A whole series of judicial miscues, ranging from laughable to outrageous, has emerged in Louisiana over the past year.
Consider the actions of Louisiana State District Court Judge Trudy White who recently posted a campaign video online appearing with a man posed as a criminal in her court room who proclaimed, “I ain’t going to be here that long because Judge Trudy White about to send me back home, so if you want somebody to show you some love, vote for Trudy White on November 4th."
(View the video by clicking here.)
The embattled judge, who is facing two challengers in her bid for re-election this fall, described the video as a joke, but the rising crime rate in Louisiana’s capital city is no laughing matter. Surely, this stunt violated numerous standards for judicial conduct, not the least of which is that it apparently took place inside the people’s court, which was generously built with taxpayer money—but thus far there has been no word on an official investigation by the Judiciary Commission.
Another glaring example of judicial misconduct is District Court Judge J. Robin Free, who recently got caught taking an all-expenses paid trip to a lavish hunting ranch owned by a Texas trial lawyer, who only days earlier had settled a lawsuit in Free’s court for $1.2 million. After investigating the matter, the Louisiana Supreme Court handed down a mild 30-day suspension, which can barely be considered as a “slap on the wrist,” even after it was revealed that Judge Free has suffered from ethical lapses throughout his entire judicial career. Is a month long suspension really the appropriate sanction for a judge who has (by the court’s own admission) “harmed the integrity of and respect for the judiciary?”
Then there is disgraced Judge Joan Benge, who lost her seat on the bench in 2009 after getting caught in the snare of the FBI’s Wrinkled Robe investigation. In removing Benge from the bench, the Louisiana Supreme Court found there was “clear and convincing” evidence that she violated judicial ethics when she awarded money damages to a plaintiff in a personal injury lawsuit, not based on the facts of the case, but based on her relationship with the plaintiff’s trial lawyer. Nevertheless, the same court recently reinstated Benge’s license and allowed her to continue practicing law.
Then there is the gang of New Orleans criminal court judges who spent more than $75,000 of taxpayer money at luxury resorts in Panama, Jamaica and Florida under the pretext of obtaining continuing legal education, all while cutting court spending for jury services, legal transcripts, building maintenance and other essentials. Adding insult to injury is the fact that the judges’ behavior is all perfectly legal under the rules set by the state’s high court.

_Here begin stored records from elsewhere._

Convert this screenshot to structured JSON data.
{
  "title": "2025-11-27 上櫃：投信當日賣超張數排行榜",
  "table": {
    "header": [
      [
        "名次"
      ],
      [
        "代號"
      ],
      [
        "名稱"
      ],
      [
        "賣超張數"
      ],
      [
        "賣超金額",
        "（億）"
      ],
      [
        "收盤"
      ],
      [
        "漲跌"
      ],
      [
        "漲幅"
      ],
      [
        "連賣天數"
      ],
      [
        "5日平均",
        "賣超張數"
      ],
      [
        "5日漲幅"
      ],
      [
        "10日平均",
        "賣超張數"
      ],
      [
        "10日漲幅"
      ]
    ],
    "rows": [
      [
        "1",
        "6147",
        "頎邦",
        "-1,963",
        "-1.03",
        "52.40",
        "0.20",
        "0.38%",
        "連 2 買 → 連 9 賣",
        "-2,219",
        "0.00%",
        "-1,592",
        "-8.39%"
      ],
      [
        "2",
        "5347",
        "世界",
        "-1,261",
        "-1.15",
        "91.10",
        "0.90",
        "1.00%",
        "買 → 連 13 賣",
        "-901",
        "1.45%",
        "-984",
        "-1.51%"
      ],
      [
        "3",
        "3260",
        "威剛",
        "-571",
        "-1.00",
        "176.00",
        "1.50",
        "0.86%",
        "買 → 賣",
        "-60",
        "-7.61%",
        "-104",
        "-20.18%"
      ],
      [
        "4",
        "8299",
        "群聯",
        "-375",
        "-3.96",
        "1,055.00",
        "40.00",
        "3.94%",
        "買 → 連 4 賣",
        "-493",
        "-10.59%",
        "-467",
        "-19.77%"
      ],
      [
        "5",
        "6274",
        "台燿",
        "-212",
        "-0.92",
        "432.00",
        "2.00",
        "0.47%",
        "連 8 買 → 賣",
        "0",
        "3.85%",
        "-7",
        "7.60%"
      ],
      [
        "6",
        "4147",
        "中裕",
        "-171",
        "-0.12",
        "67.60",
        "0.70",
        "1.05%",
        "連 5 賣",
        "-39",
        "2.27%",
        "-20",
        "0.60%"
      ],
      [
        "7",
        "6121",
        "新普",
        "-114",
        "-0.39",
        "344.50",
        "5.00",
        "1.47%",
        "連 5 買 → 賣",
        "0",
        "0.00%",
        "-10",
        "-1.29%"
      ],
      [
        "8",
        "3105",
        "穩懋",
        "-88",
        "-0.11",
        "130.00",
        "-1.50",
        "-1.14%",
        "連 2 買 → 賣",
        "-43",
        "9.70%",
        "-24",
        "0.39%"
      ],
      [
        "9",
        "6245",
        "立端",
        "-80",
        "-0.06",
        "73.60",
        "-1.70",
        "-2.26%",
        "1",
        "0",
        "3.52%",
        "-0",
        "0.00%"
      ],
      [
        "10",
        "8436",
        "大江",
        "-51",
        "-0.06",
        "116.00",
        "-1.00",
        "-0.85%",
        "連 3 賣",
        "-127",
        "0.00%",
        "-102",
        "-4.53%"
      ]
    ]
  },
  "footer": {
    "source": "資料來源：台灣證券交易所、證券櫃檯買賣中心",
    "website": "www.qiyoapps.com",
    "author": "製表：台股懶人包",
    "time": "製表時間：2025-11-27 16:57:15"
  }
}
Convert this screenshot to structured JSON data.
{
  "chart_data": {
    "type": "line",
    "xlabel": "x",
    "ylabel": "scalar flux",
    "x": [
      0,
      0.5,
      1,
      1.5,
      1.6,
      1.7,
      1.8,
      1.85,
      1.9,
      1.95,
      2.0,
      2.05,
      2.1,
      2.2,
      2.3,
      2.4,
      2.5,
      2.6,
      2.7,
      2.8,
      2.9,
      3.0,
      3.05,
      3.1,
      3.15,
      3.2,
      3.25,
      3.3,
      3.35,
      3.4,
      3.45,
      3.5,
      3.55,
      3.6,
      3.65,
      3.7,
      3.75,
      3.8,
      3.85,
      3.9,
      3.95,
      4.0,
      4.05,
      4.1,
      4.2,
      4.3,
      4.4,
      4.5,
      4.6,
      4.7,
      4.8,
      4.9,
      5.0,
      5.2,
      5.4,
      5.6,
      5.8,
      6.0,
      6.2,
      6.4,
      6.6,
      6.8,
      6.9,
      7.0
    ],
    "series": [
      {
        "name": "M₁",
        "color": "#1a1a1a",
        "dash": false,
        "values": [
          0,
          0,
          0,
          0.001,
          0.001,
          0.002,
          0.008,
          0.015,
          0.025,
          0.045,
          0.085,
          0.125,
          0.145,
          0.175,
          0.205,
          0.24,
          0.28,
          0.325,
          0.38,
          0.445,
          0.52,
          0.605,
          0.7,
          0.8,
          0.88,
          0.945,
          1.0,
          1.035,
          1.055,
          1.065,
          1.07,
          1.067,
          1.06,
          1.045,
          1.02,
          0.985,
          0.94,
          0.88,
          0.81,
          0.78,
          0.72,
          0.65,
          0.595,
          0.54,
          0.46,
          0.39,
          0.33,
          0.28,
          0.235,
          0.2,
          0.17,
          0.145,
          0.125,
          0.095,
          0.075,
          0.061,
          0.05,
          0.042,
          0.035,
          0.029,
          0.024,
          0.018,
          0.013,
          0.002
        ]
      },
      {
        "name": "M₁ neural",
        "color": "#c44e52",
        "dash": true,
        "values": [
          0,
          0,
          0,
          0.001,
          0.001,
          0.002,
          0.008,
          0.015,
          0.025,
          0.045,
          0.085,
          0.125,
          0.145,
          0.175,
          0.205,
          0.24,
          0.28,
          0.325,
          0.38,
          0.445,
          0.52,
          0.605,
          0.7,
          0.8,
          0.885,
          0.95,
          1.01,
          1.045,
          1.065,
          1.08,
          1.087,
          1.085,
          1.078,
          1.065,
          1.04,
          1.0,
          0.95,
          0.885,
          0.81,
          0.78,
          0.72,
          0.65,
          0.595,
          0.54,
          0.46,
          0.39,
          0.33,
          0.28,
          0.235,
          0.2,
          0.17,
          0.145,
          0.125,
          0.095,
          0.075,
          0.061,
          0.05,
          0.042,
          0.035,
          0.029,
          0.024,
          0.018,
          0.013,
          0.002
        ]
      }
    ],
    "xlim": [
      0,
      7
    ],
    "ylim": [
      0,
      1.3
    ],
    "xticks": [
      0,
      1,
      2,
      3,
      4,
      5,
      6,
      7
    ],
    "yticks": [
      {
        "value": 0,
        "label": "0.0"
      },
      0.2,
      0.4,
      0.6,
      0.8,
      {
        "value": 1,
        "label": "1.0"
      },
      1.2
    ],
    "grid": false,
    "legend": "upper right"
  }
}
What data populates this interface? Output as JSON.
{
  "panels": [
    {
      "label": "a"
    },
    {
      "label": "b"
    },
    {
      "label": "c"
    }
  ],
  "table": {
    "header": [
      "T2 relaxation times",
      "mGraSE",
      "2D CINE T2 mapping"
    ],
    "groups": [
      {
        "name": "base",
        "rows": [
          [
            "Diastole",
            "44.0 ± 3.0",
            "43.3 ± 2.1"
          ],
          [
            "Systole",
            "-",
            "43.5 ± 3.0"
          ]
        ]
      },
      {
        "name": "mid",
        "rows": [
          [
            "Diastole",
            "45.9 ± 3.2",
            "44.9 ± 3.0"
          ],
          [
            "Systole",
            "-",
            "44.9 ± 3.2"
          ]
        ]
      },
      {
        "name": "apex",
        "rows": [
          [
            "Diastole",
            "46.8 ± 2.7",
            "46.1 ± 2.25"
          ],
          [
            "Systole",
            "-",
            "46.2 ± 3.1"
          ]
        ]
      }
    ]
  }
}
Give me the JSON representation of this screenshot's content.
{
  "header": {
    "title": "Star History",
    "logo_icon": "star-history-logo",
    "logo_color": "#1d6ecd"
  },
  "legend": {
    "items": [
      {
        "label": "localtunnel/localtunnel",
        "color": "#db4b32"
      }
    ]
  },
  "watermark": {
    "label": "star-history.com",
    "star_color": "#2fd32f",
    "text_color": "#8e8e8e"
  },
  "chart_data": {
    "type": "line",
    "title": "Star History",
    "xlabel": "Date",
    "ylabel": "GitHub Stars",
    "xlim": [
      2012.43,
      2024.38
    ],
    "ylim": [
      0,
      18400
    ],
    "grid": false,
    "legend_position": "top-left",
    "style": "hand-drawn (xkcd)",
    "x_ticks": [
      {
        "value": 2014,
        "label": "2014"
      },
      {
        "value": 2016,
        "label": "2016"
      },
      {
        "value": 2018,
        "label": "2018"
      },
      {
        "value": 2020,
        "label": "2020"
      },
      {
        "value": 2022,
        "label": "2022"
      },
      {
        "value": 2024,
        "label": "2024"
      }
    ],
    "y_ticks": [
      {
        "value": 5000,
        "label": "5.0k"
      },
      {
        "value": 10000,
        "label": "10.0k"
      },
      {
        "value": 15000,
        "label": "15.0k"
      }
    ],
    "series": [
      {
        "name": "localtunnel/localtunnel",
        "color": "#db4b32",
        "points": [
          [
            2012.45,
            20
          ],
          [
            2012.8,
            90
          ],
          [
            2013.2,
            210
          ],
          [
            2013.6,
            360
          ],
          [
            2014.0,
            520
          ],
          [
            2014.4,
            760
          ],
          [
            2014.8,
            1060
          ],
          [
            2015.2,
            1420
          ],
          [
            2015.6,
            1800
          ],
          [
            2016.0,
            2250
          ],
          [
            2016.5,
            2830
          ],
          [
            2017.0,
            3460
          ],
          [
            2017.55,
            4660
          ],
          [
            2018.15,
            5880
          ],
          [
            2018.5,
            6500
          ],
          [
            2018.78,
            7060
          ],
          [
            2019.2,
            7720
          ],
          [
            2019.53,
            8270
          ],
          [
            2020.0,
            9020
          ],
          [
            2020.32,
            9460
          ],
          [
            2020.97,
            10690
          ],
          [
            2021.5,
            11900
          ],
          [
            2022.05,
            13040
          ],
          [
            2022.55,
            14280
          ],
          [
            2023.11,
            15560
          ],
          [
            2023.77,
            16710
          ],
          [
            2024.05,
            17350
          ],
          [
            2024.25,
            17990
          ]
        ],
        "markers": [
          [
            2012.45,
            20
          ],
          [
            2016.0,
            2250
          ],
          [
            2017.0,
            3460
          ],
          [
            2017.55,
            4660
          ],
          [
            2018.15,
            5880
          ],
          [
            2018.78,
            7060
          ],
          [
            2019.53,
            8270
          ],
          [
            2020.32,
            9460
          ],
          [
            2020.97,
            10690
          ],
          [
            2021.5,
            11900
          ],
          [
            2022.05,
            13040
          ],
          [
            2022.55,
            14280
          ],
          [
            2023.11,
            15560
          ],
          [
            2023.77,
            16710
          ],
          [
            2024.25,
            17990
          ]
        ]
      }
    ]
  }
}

The stunning and recurrent lack of good judgment displayed by some members of the Louisiana judiciary is truly troubling, as is the lack of discipline and oversight exercised by the Louisiana Supreme Court when matters such as this surface. Simply put, we need reform. If the judiciary is unwilling or unable to hold themselves to a high standard of ethical conduct, then we must call on the governor and the legislature to hold them to that standard. Improving transparency and accountability throughout the judiciary are a must.